Example 5. Take 100 g of concentrate composition in Example 1 and mixed with 8 g of carbonaceous reducing agent (7.5%) and 26 g supplements in the form of ammonium sulfate (20%). The resulting mix of grind before the content of particles with krupnostju 50-75 microns 84% and okomkovyvayut. Then firing exercise received pellets in carbon filling at a temperature of 1750°With delayed 6 hours prior to the formation of gaseous silicon monoxide, which removed the hood as education. The resulting spectra are crushed, treated with 20% hydrochloric acid with s:l=1:10, and then treated 0.17 g ammonium (0.4% by weight of the SPECA). Reaction mass is calcined at 800 degrees C to produce aluminium-containing product that contains, mass%: Al 2 O 3 - 97,7, SiO 2 - 0,13. The degree of extraction of Al 2 O 3 in product is 92%.

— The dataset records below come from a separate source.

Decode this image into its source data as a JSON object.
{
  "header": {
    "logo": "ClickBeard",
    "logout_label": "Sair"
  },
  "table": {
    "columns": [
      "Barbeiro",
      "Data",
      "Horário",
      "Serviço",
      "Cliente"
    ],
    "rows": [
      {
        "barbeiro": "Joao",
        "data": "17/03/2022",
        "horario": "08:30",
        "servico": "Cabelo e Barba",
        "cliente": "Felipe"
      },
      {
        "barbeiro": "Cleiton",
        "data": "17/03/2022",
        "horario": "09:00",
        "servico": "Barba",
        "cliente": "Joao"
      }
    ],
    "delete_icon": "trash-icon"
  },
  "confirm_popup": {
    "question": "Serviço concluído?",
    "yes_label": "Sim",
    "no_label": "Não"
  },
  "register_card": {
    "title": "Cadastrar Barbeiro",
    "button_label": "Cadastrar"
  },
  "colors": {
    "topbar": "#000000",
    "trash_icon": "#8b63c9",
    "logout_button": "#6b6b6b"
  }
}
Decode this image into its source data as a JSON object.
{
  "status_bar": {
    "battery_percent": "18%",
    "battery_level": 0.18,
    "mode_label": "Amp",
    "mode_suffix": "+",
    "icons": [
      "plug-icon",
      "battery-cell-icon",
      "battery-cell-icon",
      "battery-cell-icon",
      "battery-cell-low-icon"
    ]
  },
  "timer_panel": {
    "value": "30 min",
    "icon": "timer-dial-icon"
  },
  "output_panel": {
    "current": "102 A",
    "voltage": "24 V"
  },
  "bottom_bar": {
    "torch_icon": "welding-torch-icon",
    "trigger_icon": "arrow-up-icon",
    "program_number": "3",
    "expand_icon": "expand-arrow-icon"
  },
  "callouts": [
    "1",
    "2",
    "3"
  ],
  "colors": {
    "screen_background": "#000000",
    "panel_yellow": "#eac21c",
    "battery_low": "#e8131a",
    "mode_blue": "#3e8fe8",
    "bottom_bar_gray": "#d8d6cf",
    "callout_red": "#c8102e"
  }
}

Example 6 (the prototype). Take 100 g of concentrate that contains, mass%: Al 2 O 3 - 63,17, SiO 2 - 31,85, Fe 2 O 3 - 2,0, TiO 2 - 1,12, and mixed with 8 g of carbonaceous reducing agent (7.5%) and 29 g supplements in the form of ammonium sulfate (21,5%). The resulting mixture okomkovyvayut and firing exercise received pellets in carbon filling at a temperature of 1800 degrees With delayed 4 hours before the formation of gaseous silicon monoxide, which removed the hood as education. The resulting spectra are crushed and treated with 9 g ammonium (21.4% of the mass of the SPECA). Reaction mass is calcined at 1250°obtaining aluminum-containing product that contains, mass%: Al 2 O 3 - 92,52, SiO 2 - 1,15. The degree of extraction of Al 2 O 3 in product is 86,1%.

The given Examples show that the proposed method of processing concentrate allows compared with the prototype increase of 1.3-9,9% degree of extraction of aluminium oxide concentrate. The content of aluminium oxide in the product reaches 97,7% with the admixture of silicon oxide 0,13-1,0%. Option is less energy-consuming and can be implemented with the involvement of the standard process equipment.

1. Method for processing concentrate, including mixing concentrate, carbonaceous reducing agents or supplements in the form of ammonium sulfate, pelletizing resulting charge, firing with exposure at the maximum temperature with the restoration of silicon dioxide to the gaseous monoxide, grinding received SPECA, processing ammonium and calcination reaction mass with obtaining of aluminum-containing product, wherein ammonium sulfate is taken in the amount of 10-20% by weight of concentrate, before blend palletizing charge by grinding to a particle size of 50 to 75 microns not less than 80%, the firing of charge carried out at a temperature 1690-1750°, ammonium take in the amount of 0.4 to 14% by weight of SPECA and calcination reaction mass is conducted at 700-900°N

2. The method according to claim 1, characterized in that the exposure of the charge are for 4-6 hours

 

© 2013-2014 Russian business network RussianPatents.com - Special Russian commercial information project for world wide. Foreign filing in English.